Lasciamo poi il costone prendendo a sinistra (sud) ed iniziamo a tagliare la fascia di roccette e magri pascoli a monte del bacino di Cappello. Il sentiero alterna tratti marcati a punti nei quali si fa meno chiaro, per cui dobbiamo prestare costante attenzione. Tagliati due valloncelli, ci portiamo così ai piedi di un ripido canalone.

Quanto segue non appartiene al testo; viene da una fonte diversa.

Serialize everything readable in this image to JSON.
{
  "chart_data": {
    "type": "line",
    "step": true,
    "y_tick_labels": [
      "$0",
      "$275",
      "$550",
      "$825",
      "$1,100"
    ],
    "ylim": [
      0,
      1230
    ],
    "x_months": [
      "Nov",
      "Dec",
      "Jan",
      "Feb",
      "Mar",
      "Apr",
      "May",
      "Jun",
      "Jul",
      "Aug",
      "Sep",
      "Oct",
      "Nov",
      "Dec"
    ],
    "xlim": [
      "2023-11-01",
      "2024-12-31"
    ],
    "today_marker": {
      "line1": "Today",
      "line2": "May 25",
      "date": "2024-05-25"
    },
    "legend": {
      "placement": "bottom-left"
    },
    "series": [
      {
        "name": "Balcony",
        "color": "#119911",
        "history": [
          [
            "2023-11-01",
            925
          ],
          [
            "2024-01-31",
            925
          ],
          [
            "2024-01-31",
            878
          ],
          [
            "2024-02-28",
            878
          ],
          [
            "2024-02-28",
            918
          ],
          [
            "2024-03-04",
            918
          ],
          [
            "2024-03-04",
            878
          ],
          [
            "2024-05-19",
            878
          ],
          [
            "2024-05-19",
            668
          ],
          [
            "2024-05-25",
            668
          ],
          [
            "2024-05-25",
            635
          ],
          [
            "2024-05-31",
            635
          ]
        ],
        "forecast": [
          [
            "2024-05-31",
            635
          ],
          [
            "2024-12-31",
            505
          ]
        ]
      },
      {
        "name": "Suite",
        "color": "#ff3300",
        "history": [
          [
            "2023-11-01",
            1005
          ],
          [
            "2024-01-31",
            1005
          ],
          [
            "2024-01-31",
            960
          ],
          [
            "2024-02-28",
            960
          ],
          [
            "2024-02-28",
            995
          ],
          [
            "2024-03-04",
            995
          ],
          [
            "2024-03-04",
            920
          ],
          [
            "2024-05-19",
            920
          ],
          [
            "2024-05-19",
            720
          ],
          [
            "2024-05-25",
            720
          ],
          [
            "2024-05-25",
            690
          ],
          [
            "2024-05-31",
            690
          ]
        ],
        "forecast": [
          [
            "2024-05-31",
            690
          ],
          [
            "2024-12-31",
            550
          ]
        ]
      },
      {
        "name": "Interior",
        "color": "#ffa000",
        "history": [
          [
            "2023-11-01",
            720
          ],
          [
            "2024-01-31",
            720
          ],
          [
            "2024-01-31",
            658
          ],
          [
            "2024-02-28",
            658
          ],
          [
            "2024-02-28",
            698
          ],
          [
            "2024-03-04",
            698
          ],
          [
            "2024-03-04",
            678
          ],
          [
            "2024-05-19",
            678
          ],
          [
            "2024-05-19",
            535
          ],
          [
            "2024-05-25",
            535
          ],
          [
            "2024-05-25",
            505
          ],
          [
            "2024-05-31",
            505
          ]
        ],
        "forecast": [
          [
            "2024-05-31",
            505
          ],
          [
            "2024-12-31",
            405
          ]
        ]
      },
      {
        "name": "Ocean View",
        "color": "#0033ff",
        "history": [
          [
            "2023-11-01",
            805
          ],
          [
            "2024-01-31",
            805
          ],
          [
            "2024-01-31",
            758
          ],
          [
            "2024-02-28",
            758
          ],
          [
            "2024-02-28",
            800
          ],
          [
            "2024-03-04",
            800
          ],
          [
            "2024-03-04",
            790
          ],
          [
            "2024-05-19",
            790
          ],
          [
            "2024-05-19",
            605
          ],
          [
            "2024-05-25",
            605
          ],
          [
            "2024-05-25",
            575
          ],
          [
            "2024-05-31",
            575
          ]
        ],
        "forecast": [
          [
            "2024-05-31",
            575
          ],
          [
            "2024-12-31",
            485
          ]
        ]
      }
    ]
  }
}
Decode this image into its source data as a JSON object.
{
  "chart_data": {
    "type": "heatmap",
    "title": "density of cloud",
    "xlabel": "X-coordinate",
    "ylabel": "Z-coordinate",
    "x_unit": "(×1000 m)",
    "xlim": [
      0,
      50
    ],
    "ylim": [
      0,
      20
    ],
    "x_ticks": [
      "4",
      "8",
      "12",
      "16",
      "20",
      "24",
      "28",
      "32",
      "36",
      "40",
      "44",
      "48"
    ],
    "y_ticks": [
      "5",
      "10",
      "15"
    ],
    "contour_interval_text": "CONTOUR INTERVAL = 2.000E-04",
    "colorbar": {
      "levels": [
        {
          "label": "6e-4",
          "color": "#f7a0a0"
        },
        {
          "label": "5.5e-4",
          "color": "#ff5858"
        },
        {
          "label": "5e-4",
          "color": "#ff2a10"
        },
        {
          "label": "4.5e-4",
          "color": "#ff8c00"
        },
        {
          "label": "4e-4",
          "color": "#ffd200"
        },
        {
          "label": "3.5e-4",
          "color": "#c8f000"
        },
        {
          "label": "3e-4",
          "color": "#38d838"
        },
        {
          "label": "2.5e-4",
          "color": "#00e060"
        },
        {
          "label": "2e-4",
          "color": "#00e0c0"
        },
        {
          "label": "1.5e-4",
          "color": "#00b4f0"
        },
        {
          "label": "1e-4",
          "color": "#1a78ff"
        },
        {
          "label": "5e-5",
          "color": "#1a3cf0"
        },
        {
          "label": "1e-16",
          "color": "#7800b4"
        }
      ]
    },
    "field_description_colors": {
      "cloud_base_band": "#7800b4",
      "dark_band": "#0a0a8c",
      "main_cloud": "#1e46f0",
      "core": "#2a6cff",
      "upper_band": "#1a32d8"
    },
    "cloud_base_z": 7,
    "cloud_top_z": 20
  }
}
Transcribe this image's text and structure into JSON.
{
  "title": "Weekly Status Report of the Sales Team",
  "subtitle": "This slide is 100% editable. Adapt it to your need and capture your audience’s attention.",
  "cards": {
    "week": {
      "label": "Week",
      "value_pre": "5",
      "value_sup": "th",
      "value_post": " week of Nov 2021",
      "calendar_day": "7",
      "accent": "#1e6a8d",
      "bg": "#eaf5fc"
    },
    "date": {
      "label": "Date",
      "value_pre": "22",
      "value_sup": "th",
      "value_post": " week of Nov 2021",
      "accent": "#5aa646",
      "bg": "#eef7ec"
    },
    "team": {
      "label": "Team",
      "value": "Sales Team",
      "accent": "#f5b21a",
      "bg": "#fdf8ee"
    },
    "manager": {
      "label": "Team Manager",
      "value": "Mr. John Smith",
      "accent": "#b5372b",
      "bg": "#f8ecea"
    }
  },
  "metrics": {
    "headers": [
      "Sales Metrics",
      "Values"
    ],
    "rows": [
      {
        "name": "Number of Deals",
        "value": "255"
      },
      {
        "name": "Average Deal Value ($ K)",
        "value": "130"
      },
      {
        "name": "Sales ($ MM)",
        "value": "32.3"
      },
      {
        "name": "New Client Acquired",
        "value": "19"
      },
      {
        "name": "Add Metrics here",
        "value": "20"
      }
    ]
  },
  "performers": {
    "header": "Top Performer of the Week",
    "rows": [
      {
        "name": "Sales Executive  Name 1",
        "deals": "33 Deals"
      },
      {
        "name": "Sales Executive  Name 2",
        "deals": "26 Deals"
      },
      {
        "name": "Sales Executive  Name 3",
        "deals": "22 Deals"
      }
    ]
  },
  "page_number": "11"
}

Tratto della mulattiera Alpe Legnone-Dosso di Zocche

Tratto della mulattiera Alpe Legnone-Dosso di Zocche

Bàrach di manzöö

Ci raggiunge da sinistra la mulattiera che sale dall'alpe Cappello (Munt de Capèl), a monte della quale vediamo, qualche metro più in basso, sotto una grande roccia, un piccolo edificio diroccato (m. 2170), utilizzato un tempo per il ricovero del bestiame, il Bàrach di manzöö (letteralmente "ricovero dei vitelli", recentemente ristrutturato). Volgendo a destra la mulattiera inizia ad inanellare una serie di ripidi tornantini, guadagnando quota in direzione sud-ovest, fino alla Buchèta de Legnùn (bocchetta alta o forcella del Legnone, m. 2360) posta a destra di un cocuzzolo roccioso, sul crinale che si affaccia sulla bassa Val Fraina. Usiamo l'espressione dialettale, attestata nell'uso locale, per distinguere questa sella dalla Bocchetta del Legnone IGM, cioè dalla massima depressione del crinale segnata sulle carte IGM in posizione assai più distante dalla cima del Legnone, a sud-est (m. 2238), a ridosso della cima di Moncale (m. 2306).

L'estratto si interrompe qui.